Furthermore, there were significant improvements in heart function as evidenced by improved fraction shortening and ejection fraction, measured using echocardiography, along with improvements in systolic blood pressure. In addition, the long term detrimental effects of prednisolone typically seen in skeletal and heart function were not observed at the effective doses of naproxcinod.

Naproxcinod is a CINOD (Cyclooxygenase-Inhibiting Nitric Oxide-Donating) anti-inflammatory candidate originally developed by Nicox for the relief of the signs and symptoms of osteoarthritis. The results presented on April 22nd 2013 were from an exploratory research study sponsored by Nicox and conducted at the Center for Genetic Medicine Research.(1) The objective was to investigate the potential for the use of naproxcinod in Duchenne Muscular Dystrophy (DMD) as there is evidence that nitric oxide can play a critical role in the functioning of skeletal muscle.

The Nicox’s current strategy is to evaluate the opportunity to out-licence naproxcinod for the treatment of the signs and symptoms of osteoarthritis of the knee. Separately, the Company is also seeking specialised partners in the field of rare diseases who would be able to undertake and fund the potential development of naproxcinod in muscular dystrophy. This approach is aimed at maximising the opportunities to progress the development of naproxcinod in one of these indications.
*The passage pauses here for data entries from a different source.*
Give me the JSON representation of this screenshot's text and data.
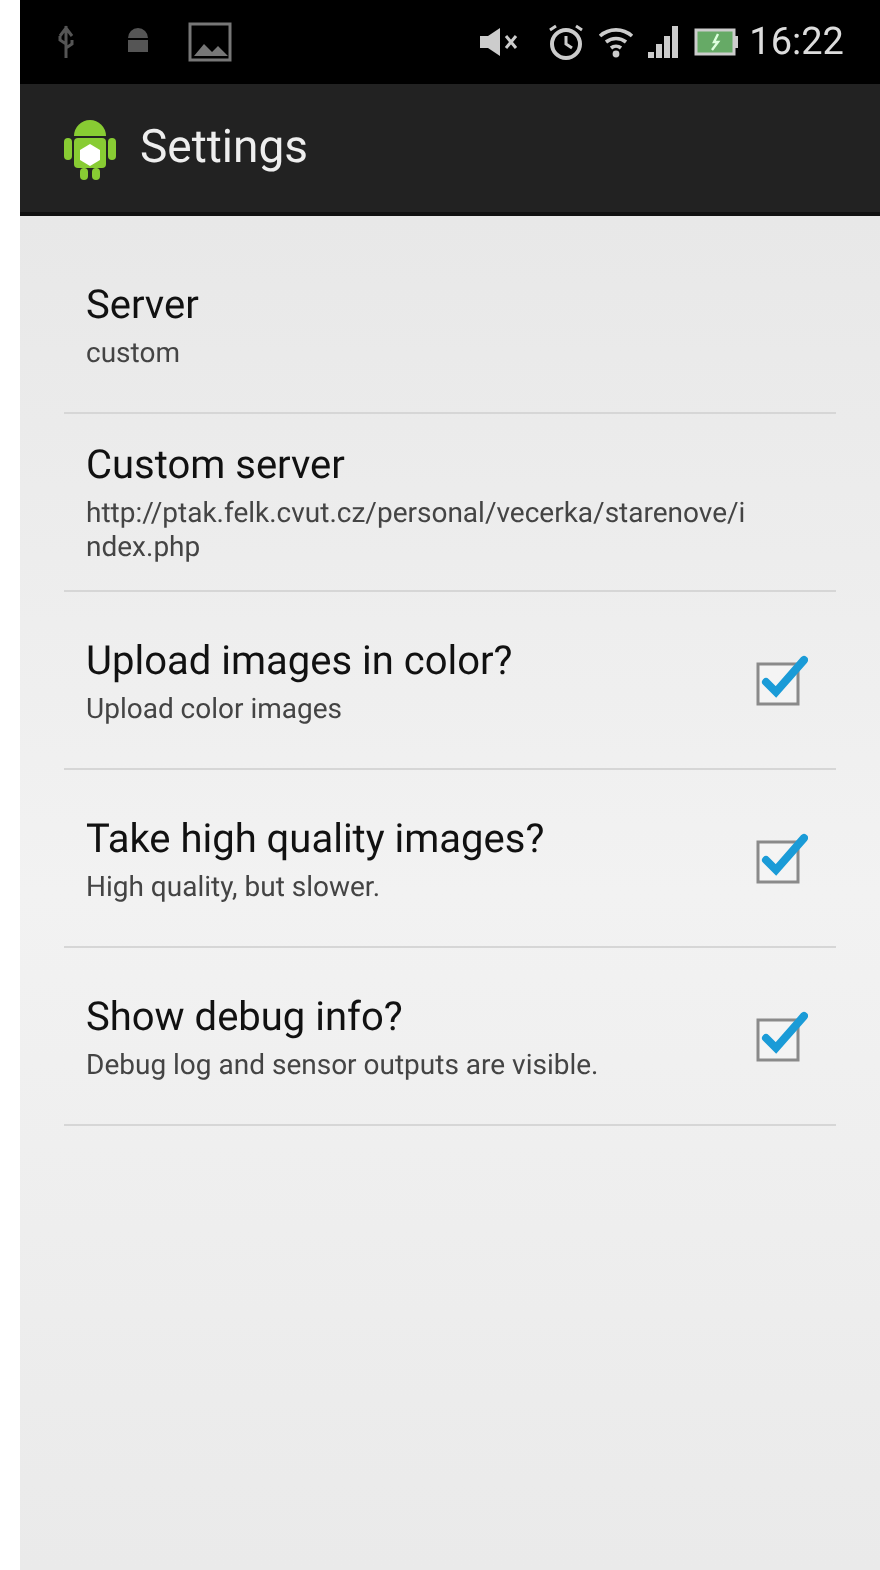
{
  "status_bar": {
    "time": "16:22"
  },
  "action_bar": {
    "title": "Settings"
  },
  "preferences": [
    {
      "kind": "text",
      "title": "Server",
      "summary": "custom"
    },
    {
      "kind": "text",
      "title": "Custom server",
      "summary": "http://ptak.felk.cvut.cz/personal/vecerka/starenove/index.php"
    },
    {
      "kind": "checkbox",
      "title": "Upload images in color?",
      "summary": "Upload color images",
      "checked": true
    },
    {
      "kind": "checkbox",
      "title": "Take high quality images?",
      "summary": "High quality, but slower.",
      "checked": true
    },
    {
      "kind": "checkbox",
      "title": "Show debug info?",
      "summary": "Debug log and sensor outputs are visible.",
      "checked": true
    }
  ]
}
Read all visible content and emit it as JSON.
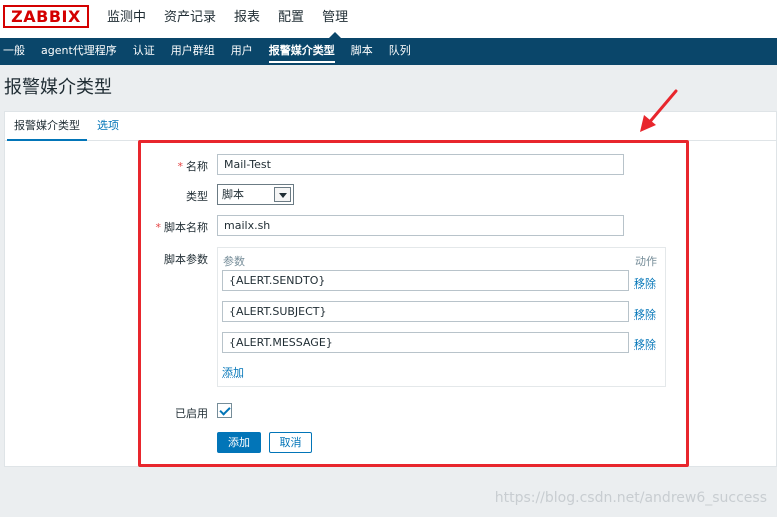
{
  "logo": "ZABBIX",
  "main_menu": [
    "监测中",
    "资产记录",
    "报表",
    "配置",
    "管理"
  ],
  "sub_menu": [
    "一般",
    "agent代理程序",
    "认证",
    "用户群组",
    "用户",
    "报警媒介类型",
    "脚本",
    "队列"
  ],
  "page_title": "报警媒介类型",
  "tabs": [
    "报警媒介类型",
    "选项"
  ],
  "form": {
    "name_label": "名称",
    "name_value": "Mail-Test",
    "type_label": "类型",
    "type_value": "脚本",
    "script_name_label": "脚本名称",
    "script_name_value": "mailx.sh",
    "script_params_label": "脚本参数",
    "params_header": "参数",
    "action_header": "动作",
    "params": [
      "{ALERT.SENDTO}",
      "{ALERT.SUBJECT}",
      "{ALERT.MESSAGE}"
    ],
    "remove_label": "移除",
    "add_param_label": "添加",
    "enabled_label": "已启用",
    "enabled": true,
    "add_button": "添加",
    "cancel_button": "取消"
  },
  "watermark": "https://blog.csdn.net/andrew6_success",
  "colors": {
    "brand_red": "#d40000",
    "nav_blue": "#0a466a",
    "link_blue": "#0275b8",
    "annotation_red": "#e8262d"
  }
}
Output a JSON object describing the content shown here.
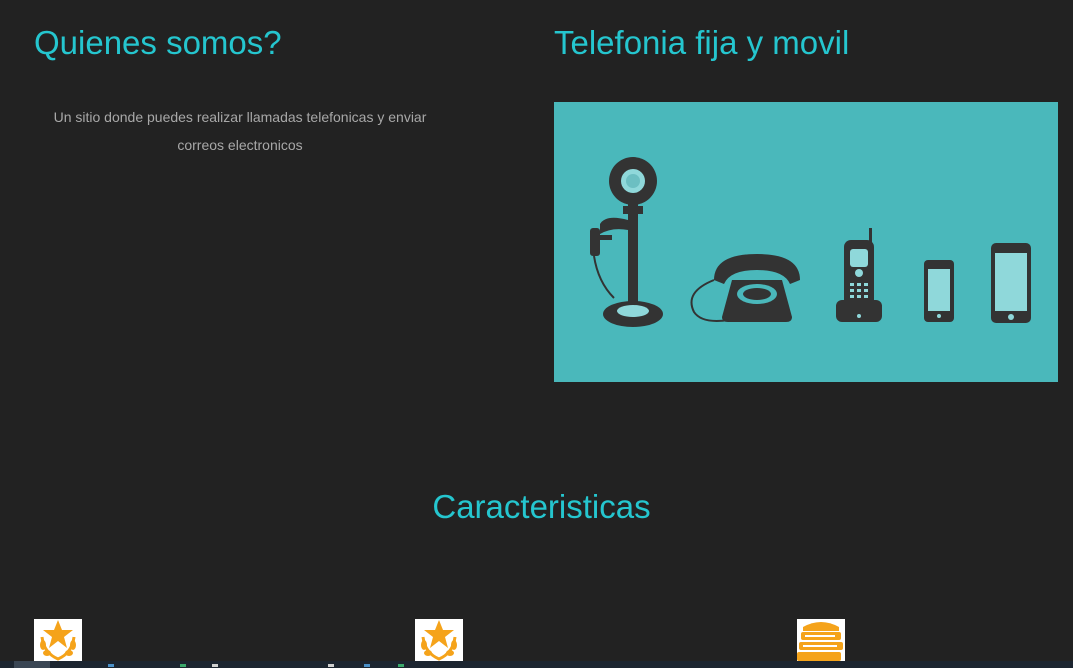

Muscular dystrophies are a group of inherited diseases that cause muscle weakness and muscle loss. These diseases are due to defects in muscle proteins, leading to structure alteration and continuous damage of fibres during contraction. DMD is the most common and serious form of muscular dystrophy, with the onset of symptoms occurring in early childhood (usually between three and five years of age) and primarily affects boys.

This progressive condition worsens throughout childhood, with patients becoming wheelchair-bound between the ages of seven and thirteen. Most DMD patients die by the age of 20, most frequently as a direct result of respiratory/cardiac failure.

1. The Center for Genetic Medicine Research (GenMed) is a center within the Children’s Research Institute, at Children’s National Medical Center, in Washington DC. The Center is dedicated to translational research in muscular dystrophy.  Founded in 1999, GenMed serves as the Department of Integrative Systems Biology (ISB) at the George Washington University School of Medicine and Health Sciences.  The muscle disease research group is among the largest worldwide, and includes drug development, pre-clinical, and clinical research groups. GenMed has 50 faculty members and about 170 staff.